El espionaje a mandatarios mexicanos tensa la compleja relación con EE.UU.

Alberto Cabezas

Presunto espionaje de agencias de inteligencia de EE.UU. al expresidente Felipe Calderón (d) y a su sucesor, Enrique Peña Nieto (i).
Presunto espionaje de agencias de inteligencia de EE.UU. al expresidente Felipe Calderón (d) y a su sucesor, Enrique Peña Nieto (i).

México.- La compleja relación México-Estados Unidos enfrenta momentos de alta tensión tras las revelaciones halladas en documentos filtrados por Edward Snowden sobre el presunto espionaje de agencias de inteligencia de EE.UU. al expresidente Felipe Calderón y a su sucesor, Enrique Peña Nieto, cuando era candidato.

Las revelaciones, dadas a conocer el pasado fin de semana por el semanario Der Spiegel, derivaron hoy en el anuncio del Gobierno de México de que citará al embajador de EE.UU. en México, Anthony Wayne, y que realizará una "investigación exhaustiva" para saber cómo se hizo el espionaje.

"Creo que (el espionaje) tiene implicaciones muy serias porque finalmente da muestra de una gran desconfianza por parte de EE.UU.", dijo a Efe la académica del Departamento de Estudios Internacionales de la Universidad Iberoamericana (UIA) Pía Taracena.

La historiadora e internacionalista explicó que tras las recientes revelaciones de espionaje "el principal problema está en la cancha de (Barack) Obama", que debe explicar para qué se utilizó la información recopilada por Agencia de Seguridad Nacional estadounidense (NSA) durante años.
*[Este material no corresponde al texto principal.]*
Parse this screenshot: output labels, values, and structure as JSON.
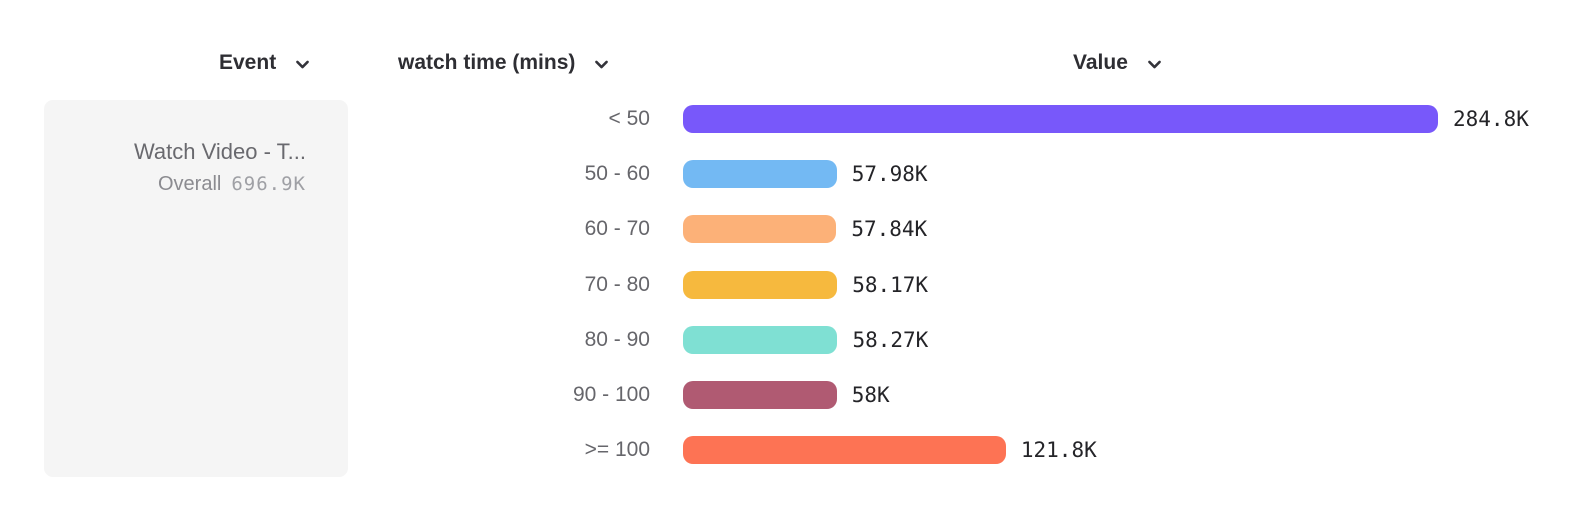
{
  "columns": {
    "event": {
      "label": "Event"
    },
    "breakdown": {
      "label": "watch time (mins)"
    },
    "value": {
      "label": "Value"
    }
  },
  "event_card": {
    "name": "Watch Video - T...",
    "overall_label": "Overall",
    "overall_value": "696.9K"
  },
  "chart_data": {
    "type": "bar",
    "orientation": "horizontal",
    "title": "",
    "breakdown_property": "watch time (mins)",
    "categories": [
      "< 50",
      "50 - 60",
      "60 - 70",
      "70 - 80",
      "80 - 90",
      "90 - 100",
      ">= 100"
    ],
    "values": [
      284800,
      57980,
      57840,
      58170,
      58270,
      58000,
      121800
    ],
    "value_labels": [
      "284.8K",
      "57.98K",
      "57.84K",
      "58.17K",
      "58.27K",
      "58K",
      "121.8K"
    ],
    "bar_colors": [
      "#7858FA",
      "#73B9F3",
      "#FCB178",
      "#F6B93E",
      "#7FE0D3",
      "#B05A72",
      "#FD7354"
    ],
    "overall_total": 696900,
    "xlim": [
      0,
      284800
    ],
    "grid": false,
    "legend": false
  }
}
La situación no es privativa de México, pues también habrían sido espiados la presidenta de Brasil, Dilma Rouseff, y Francia, país del que fueron interceptadas decenas de millones de comunicaciones y las embajadas francesas en Washington y Nueva York, informaron medios de esos dos países.
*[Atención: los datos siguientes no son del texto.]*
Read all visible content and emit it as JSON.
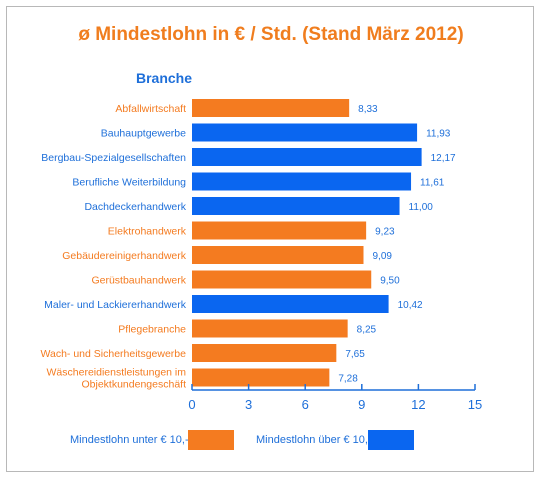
{
  "chart_data": {
    "type": "bar",
    "orientation": "horizontal",
    "title": "ø Mindestlohn in € / Std. (Stand März 2012)",
    "subtitle": "Branche",
    "categories": [
      "Abfallwirtschaft",
      "Bauhauptgewerbe",
      "Bergbau-Spezialgesellschaften",
      "Berufliche Weiterbildung",
      "Dachdeckerhandwerk",
      "Elektrohandwerk",
      "Gebäudereinigerhandwerk",
      "Gerüstbauhandwerk",
      "Maler- und Lackiererhandwerk",
      "Pflegebranche",
      "Wach- und Sicherheitsgewerbe",
      "Wäschereidienstleistungen im Objektkundengeschäft"
    ],
    "values": [
      8.33,
      11.93,
      12.17,
      11.61,
      11.0,
      9.23,
      9.09,
      9.5,
      10.42,
      8.25,
      7.65,
      7.28
    ],
    "value_labels": [
      "8,33",
      "11,93",
      "12,17",
      "11,61",
      "11,00",
      "9,23",
      "9,09",
      "9,50",
      "10,42",
      "8,25",
      "7,65",
      "7,28"
    ],
    "xlim": [
      0,
      15
    ],
    "xticks": [
      0,
      3,
      6,
      9,
      12,
      15
    ],
    "threshold": 10,
    "colors": {
      "below": "#f47b20",
      "above": "#0a66f0",
      "title": "#f07d1e",
      "text_blue": "#1e6fd9"
    },
    "legend": {
      "below_label": "Mindestlohn unter € 10,-",
      "above_label": "Mindestlohn über € 10,-",
      "position": "bottom"
    }
  }
}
"Aquí el punto es que hay un abuso del poder de las agencias, no me atrevo todavía a decir todavía del presidente (Obama), y de inteligencia de EE.UU., en el sentido de que se meten en los correos privados de los personajes públicos de naciones aliadas. Eso debería tener una consecuencia", explicó Taracena.

"Lo que necesita decirnos EE.UU. es si Obama dio la orden o si, obviamente, las agencias de inteligencia, que forman parte del Ejecutivo pero son independientes, trabajan ya por rutina" en esa labor, replicó Taracena.
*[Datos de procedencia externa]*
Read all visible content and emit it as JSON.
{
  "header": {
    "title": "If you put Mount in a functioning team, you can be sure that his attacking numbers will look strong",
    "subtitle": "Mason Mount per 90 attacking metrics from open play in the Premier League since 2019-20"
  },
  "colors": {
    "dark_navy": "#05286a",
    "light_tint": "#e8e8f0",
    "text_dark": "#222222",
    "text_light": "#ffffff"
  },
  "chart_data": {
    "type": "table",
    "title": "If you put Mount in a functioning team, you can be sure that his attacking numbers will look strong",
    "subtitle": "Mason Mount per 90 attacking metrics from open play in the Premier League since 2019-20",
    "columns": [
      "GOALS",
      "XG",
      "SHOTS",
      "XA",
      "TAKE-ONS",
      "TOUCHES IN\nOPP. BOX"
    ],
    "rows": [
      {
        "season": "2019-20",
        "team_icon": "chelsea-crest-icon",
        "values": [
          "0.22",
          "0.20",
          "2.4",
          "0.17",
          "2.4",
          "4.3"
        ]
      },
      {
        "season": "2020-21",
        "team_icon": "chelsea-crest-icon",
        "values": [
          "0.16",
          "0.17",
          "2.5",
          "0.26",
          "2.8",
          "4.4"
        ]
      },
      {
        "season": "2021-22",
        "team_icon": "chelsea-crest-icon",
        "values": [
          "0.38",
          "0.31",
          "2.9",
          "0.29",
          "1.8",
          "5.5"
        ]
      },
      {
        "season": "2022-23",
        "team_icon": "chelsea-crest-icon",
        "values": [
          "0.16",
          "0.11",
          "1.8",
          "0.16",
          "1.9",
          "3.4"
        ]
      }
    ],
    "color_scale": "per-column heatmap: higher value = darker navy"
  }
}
La analista política Denisse Dresser, en declaraciones a la emisora MVS, dijo que, en lo ocurrido al presidente Calderón, supuestamente espiado cuando era Jefe de Estado, el hecho estuvo motivado por una coyuntura de desconfianza hacia México, inmerso en una estrategia de combate frontal contra el crimen organizado.

"(Obama) pensaba que al presidente mexicano la situación se le había salido de las manos, que no el control de la guerra contra el narcotráfico", señaló Dresser, quien cree de esa duda sembró el temor y habría desencadenado "un espionaje ilícito".

Para el doctor en sociología mexicano Nelson Sandoval, experto en dispositivos de vigilancia en América Latina, lo que las recientes filtraciones han dejado en claro es que hay "un incremento de las capacidades de recopilar información de EE.UU." que está teniendo consecuencias para otros países, no nada más en América Latina sino en todo el mundo.

El también académico de la Facultad de Estudios Latinoamericanos en Ciencias Sociales (FLACSO) explicó a Efe que el espionaje es "algo que (EE.UU.) lleva haciendo desde hace muchos años atrás", pero que ha quedado al desnudo recientemente por casos como el de Snowden y a través de Wikileaks.

Sandoval cree que en estos momentos el mundo está ante "una tendencia" internacional en la que "no hay vuelta atrás mientras no haya una movilización" de Estados en particular y de ciudadanos "que permita regular este tipo de obtención de información".

El académico considera que, inmersos en las tensiones actuales, lo que sí está sucediendo es que "se va generando un consenso al respecto por parte de todos los países", en particular de Brasil con su reclamo ante la Asamblea General de la ONU, de Francia y Alemania, "se podría generar un acuerdo con respecto a la recolección de información".

Con él coincide Taracena, de la UIA: "No sé qué organismo internacional pudiera tomar esta situación porque finalmente es una violación a los derechos humanos y, sobre todo, al gran tema de los datos privados", añade.

"Una de las discusiones globales es cómo proteger en las redes sociales las cuestiones más privadas de las personas", agrega Taracena, partidaria de que los países agraviados formen un frente común para demandar un debate internacional sobre el asunto.